Внезапно он умолк, ибо среди объятий она втолкнула ящик обратно в комод… И она глядела на Фирмиана ясными, кроткими глазами, в которых не было ни единой слезы, и продолжала в тоне прежней просьбы, но с большей надеждой: «Не правда ли, лошадка и ливер останутся у меня? И ведь за букет мы получим больше». — Он повторял все более нежно: «Ленетта! Дорогая Ленетта!»
«Почему же нет?» — спрашивала она все более кротко, ибо она его не понимала. — «Лучше заложим последнее платье!» — отвечал он. Но так как теперь она испугалась, что он метит в ее клетчатое траурное платье, и так как именно это ее взволновало, и она сразу же стала произносить самые пылкие проповеди против закладывания крупных вещей, и так как он столь ясно увидел, что ее предшествующее равнодушие не было искусственным, — то, увы, он уже знал все, он знал самое горькое, чего не могут смягчить и изменить своими сладкими каплями никакие философы, — а именно: либо она его больше не любит, либо же она никогда его не любила.
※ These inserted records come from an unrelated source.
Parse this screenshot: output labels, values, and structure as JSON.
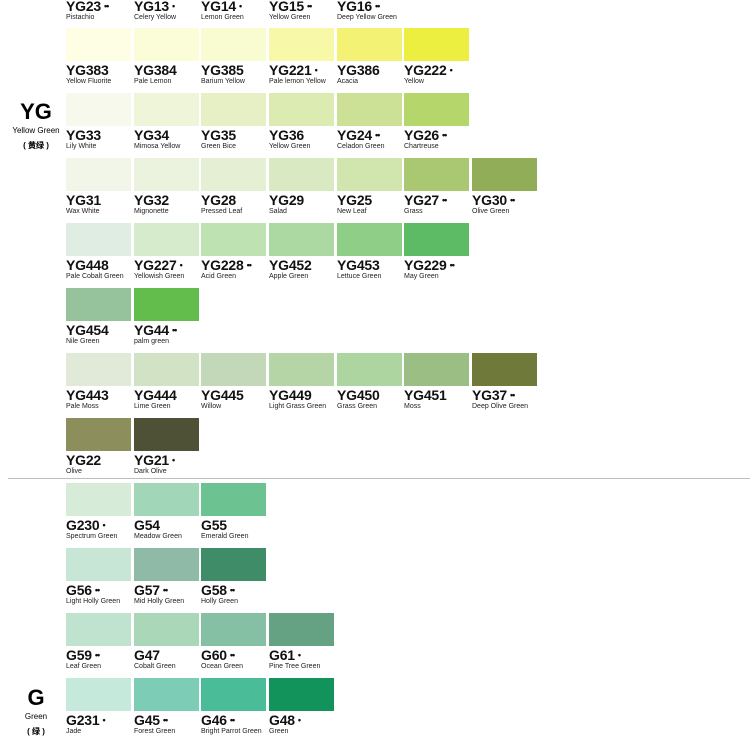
{
  "groups": [
    {
      "code": "YG",
      "name": "Yellow Green",
      "cn": "( 黄绿 )"
    },
    {
      "code": "G",
      "name": "Green",
      "cn": "( 绿 )"
    }
  ],
  "swatches": [
    {
      "code": "YG23",
      "name": "Pistachio",
      "dots": "••",
      "color": "#f4f7e4"
    },
    {
      "code": "YG13",
      "name": "Celery Yellow",
      "dots": "•",
      "color": "#f0f5cc"
    },
    {
      "code": "YG14",
      "name": "Lemon Green",
      "dots": "•",
      "color": "#eef3c0"
    },
    {
      "code": "YG15",
      "name": "Yellow Green",
      "dots": "••",
      "color": "#e8f0a8"
    },
    {
      "code": "YG16",
      "name": "Deep Yellow Green",
      "dots": "••",
      "color": "#dfea88"
    },
    {
      "code": "YG383",
      "name": "Yellow Fluorite",
      "dots": "",
      "color": "#fdfee4"
    },
    {
      "code": "YG384",
      "name": "Pale Lemon",
      "dots": "",
      "color": "#fbfdd8"
    },
    {
      "code": "YG385",
      "name": "Barium Yellow",
      "dots": "",
      "color": "#f9fbd0"
    },
    {
      "code": "YG221",
      "name": "Pale lemon Yellow",
      "dots": "•",
      "color": "#f7f8a8"
    },
    {
      "code": "YG386",
      "name": "Acacia",
      "dots": "",
      "color": "#f4f274"
    },
    {
      "code": "YG222",
      "name": "Yellow",
      "dots": "•",
      "color": "#ecee40"
    },
    {
      "code": "YG33",
      "name": "Lily White",
      "dots": "",
      "color": "#f6f9ec"
    },
    {
      "code": "YG34",
      "name": "Mimosa Yellow",
      "dots": "",
      "color": "#eef5d8"
    },
    {
      "code": "YG35",
      "name": "Green Bice",
      "dots": "",
      "color": "#e6f0c4"
    },
    {
      "code": "YG36",
      "name": "Yellow Green",
      "dots": "",
      "color": "#dcebb2"
    },
    {
      "code": "YG24",
      "name": "Celadon Green",
      "dots": "••",
      "color": "#cce196"
    },
    {
      "code": "YG26",
      "name": "Chartreuse",
      "dots": "••",
      "color": "#b5d66a"
    },
    {
      "code": "YG31",
      "name": "Wax White",
      "dots": "",
      "color": "#f1f6e8"
    },
    {
      "code": "YG32",
      "name": "Mignonette",
      "dots": "",
      "color": "#ebf3de"
    },
    {
      "code": "YG28",
      "name": "Pressed Leaf",
      "dots": "",
      "color": "#e4efd4"
    },
    {
      "code": "YG29",
      "name": "Salad",
      "dots": "",
      "color": "#d9eac3"
    },
    {
      "code": "YG25",
      "name": "New Leaf",
      "dots": "",
      "color": "#d0e6ae"
    },
    {
      "code": "YG27",
      "name": "Grass",
      "dots": "••",
      "color": "#a9c871"
    },
    {
      "code": "YG30",
      "name": "Olive Green",
      "dots": "••",
      "color": "#92ad58"
    },
    {
      "code": "YG448",
      "name": "Pale Cobalt Green",
      "dots": "",
      "color": "#e0ede3"
    },
    {
      "code": "YG227",
      "name": "Yellowish Green",
      "dots": "•",
      "color": "#d5ebcc"
    },
    {
      "code": "YG228",
      "name": "Acid Green",
      "dots": "••",
      "color": "#bfe2b2"
    },
    {
      "code": "YG452",
      "name": "Apple Green",
      "dots": "",
      "color": "#acd8a2"
    },
    {
      "code": "YG453",
      "name": "Lettuce Green",
      "dots": "",
      "color": "#8fce86"
    },
    {
      "code": "YG229",
      "name": "May Green",
      "dots": "••",
      "color": "#5dbb65"
    },
    {
      "code": "YG454",
      "name": "Nile Green",
      "dots": "",
      "color": "#96c39c"
    },
    {
      "code": "YG44",
      "name": "palm green",
      "dots": "••",
      "color": "#63bd4c"
    },
    {
      "code": "YG443",
      "name": "Pale Moss",
      "dots": "",
      "color": "#e1e9d9"
    },
    {
      "code": "YG444",
      "name": "Lime Green",
      "dots": "",
      "color": "#d1e3c4"
    },
    {
      "code": "YG445",
      "name": "Willow",
      "dots": "",
      "color": "#c3d8b8"
    },
    {
      "code": "YG449",
      "name": "Light Grass Green",
      "dots": "",
      "color": "#b6d5a6"
    },
    {
      "code": "YG450",
      "name": "Grass Green",
      "dots": "",
      "color": "#acd59f"
    },
    {
      "code": "YG451",
      "name": "Moss",
      "dots": "",
      "color": "#9bbe85"
    },
    {
      "code": "YG37",
      "name": "Deep Olive Green",
      "dots": "••",
      "color": "#6f7a3a"
    },
    {
      "code": "YG22",
      "name": "Olive",
      "dots": "",
      "color": "#8c8e5c"
    },
    {
      "code": "YG21",
      "name": "Dark Olive",
      "dots": "•",
      "color": "#4e5136"
    },
    {
      "code": "G230",
      "name": "Spectrum Green",
      "dots": "•",
      "color": "#d6ecd8"
    },
    {
      "code": "G54",
      "name": "Meadow Green",
      "dots": "",
      "color": "#a1d6b8"
    },
    {
      "code": "G55",
      "name": "Emerald Green",
      "dots": "",
      "color": "#6cc290"
    },
    {
      "code": "G56",
      "name": "Light Holly Green",
      "dots": "••",
      "color": "#c8e6d5"
    },
    {
      "code": "G57",
      "name": "Mid Holly Green",
      "dots": "••",
      "color": "#8fbaa7"
    },
    {
      "code": "G58",
      "name": "Holly Green",
      "dots": "••",
      "color": "#3f8c68"
    },
    {
      "code": "G59",
      "name": "Leaf Green",
      "dots": "••",
      "color": "#bfe3cf"
    },
    {
      "code": "G47",
      "name": "Cobalt Green",
      "dots": "",
      "color": "#a9d7b8"
    },
    {
      "code": "G60",
      "name": "Ocean Green",
      "dots": "••",
      "color": "#86c0a4"
    },
    {
      "code": "G61",
      "name": "Pine Tree Green",
      "dots": "•",
      "color": "#64a283"
    },
    {
      "code": "G231",
      "name": "Jade",
      "dots": "•",
      "color": "#c5e9da"
    },
    {
      "code": "G45",
      "name": "Forest Green",
      "dots": "••",
      "color": "#7dcdb6"
    },
    {
      "code": "G46",
      "name": "Bright Parrot Green",
      "dots": "••",
      "color": "#4abd98"
    },
    {
      "code": "G48",
      "name": "Green",
      "dots": "•",
      "color": "#12935c"
    }
  ]
}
Теперь были подрезаны сухожилия его рук, прежде отталкивавших беду; обессиленный (душевной) гнилой горячкой, он смог лишь сказать: «Делай, что хочешь; мне теперь все равно». — Тогда она радостно и поспешно вышла наружу, к старой Забель, но тотчас же вернулась, что ему было кстати, ибо за истекшие три секунды он был гораздо глубже уязвлен скорбью; эту горечь он смог добавочно выместить спокойными словами: «Положи-ка заодно и твой миртовый веночек вместе с букетом; это ему прибавит сколько-нибудь цены и весу, ибо веночек, право же, сработан так изящно, что куда уж моим цветам».